Ne nous disons pas un peu vite que c'était facile d'être le père ou la mère de Jésus, parce que Jésus était un petit ange. Non, Jésus n'était pas un petit ange, mais un petit enfant qui avait à devenir un homme, et qui avait besoin de ses parents pour cela. Joseph et Marie n'ont pas été des parents à moitié, tout simplement parce que Jésus n'était pas enfant à moitié. Ne pensons pas non plus qu'il soit plus facile d'être parents quand on est saints comme Joseph et Marie. Non. Marie et Joseph n'ont pas été dispensés à cause de leur sainteté de connaître les difficultés, les doutes et les limites de toutes les parents. Ils ne connaissaient par les réponses à l'avance, ils ont découvert ce que c'est qu'être parents en le vivant.

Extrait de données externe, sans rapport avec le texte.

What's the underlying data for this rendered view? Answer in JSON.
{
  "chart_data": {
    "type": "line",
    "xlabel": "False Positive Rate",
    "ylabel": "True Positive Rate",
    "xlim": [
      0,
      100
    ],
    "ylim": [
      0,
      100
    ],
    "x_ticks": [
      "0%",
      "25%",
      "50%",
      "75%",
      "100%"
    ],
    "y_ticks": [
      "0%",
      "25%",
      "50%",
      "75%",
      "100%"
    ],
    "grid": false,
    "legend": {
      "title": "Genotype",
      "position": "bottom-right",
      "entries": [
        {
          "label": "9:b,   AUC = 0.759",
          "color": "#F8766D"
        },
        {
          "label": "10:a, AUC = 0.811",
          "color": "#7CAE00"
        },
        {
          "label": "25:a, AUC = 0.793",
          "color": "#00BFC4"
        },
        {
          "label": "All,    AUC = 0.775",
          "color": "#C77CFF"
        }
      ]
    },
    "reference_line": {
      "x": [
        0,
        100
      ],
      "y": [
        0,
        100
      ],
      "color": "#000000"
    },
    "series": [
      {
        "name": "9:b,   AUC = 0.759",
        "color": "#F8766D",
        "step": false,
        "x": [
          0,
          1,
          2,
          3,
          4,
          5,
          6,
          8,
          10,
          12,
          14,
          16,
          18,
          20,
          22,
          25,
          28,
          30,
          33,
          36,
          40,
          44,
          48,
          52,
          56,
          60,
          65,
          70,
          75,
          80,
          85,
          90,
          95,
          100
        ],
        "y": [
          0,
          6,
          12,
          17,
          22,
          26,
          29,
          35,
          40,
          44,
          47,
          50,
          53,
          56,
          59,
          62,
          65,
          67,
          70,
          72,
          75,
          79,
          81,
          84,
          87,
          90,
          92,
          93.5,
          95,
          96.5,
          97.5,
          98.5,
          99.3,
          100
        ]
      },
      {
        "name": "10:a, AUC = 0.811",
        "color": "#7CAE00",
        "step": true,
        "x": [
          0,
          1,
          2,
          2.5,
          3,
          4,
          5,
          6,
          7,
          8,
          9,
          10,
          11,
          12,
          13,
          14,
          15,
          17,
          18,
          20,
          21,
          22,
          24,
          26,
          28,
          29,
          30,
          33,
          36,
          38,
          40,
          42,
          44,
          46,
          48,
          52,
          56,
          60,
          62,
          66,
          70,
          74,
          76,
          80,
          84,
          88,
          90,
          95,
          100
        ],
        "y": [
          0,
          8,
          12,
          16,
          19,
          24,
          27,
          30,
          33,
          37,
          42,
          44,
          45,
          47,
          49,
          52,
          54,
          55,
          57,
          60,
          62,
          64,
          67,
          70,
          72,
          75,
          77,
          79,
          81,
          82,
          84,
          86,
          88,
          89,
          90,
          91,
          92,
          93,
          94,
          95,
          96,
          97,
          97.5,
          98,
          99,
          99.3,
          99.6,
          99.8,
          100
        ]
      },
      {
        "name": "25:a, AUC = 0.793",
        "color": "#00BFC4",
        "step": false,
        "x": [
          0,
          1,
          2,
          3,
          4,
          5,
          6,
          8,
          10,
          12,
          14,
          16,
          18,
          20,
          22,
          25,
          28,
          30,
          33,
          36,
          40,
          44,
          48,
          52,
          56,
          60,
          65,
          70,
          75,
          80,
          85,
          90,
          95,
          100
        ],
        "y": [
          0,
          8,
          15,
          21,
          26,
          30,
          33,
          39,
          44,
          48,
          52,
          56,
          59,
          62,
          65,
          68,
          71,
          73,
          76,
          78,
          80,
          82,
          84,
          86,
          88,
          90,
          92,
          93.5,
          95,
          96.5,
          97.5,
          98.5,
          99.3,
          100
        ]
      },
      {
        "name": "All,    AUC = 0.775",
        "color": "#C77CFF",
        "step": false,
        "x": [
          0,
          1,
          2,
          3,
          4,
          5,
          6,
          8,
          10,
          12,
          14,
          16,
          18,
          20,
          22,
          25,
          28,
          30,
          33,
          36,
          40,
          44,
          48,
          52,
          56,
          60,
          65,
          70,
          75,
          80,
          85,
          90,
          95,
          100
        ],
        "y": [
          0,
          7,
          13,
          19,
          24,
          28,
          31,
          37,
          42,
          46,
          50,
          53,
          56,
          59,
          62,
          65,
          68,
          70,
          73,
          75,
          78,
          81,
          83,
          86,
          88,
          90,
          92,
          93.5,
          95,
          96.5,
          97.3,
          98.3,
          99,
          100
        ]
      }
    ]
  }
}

Leur sainteté ne dispensa pas Marie et Joseph d'être parents comme sa sainteté ne dispensa pas Jésus d'être enfant. C'est exactement le contraire qui est vrai : la sainteté fut donnée à Marie et Joseph pour être les parents terrestres du Fils Unique du Père. Si Dieu a sanctifié Marie et Joseph, ce fut pour qu'ils soient capables d'accueillir Dieu en personne dans leur vie, d'accueillir Jésus petit enfant, de le guider, de l'éduquer afin que, devenu adulte, il sauve les hommes.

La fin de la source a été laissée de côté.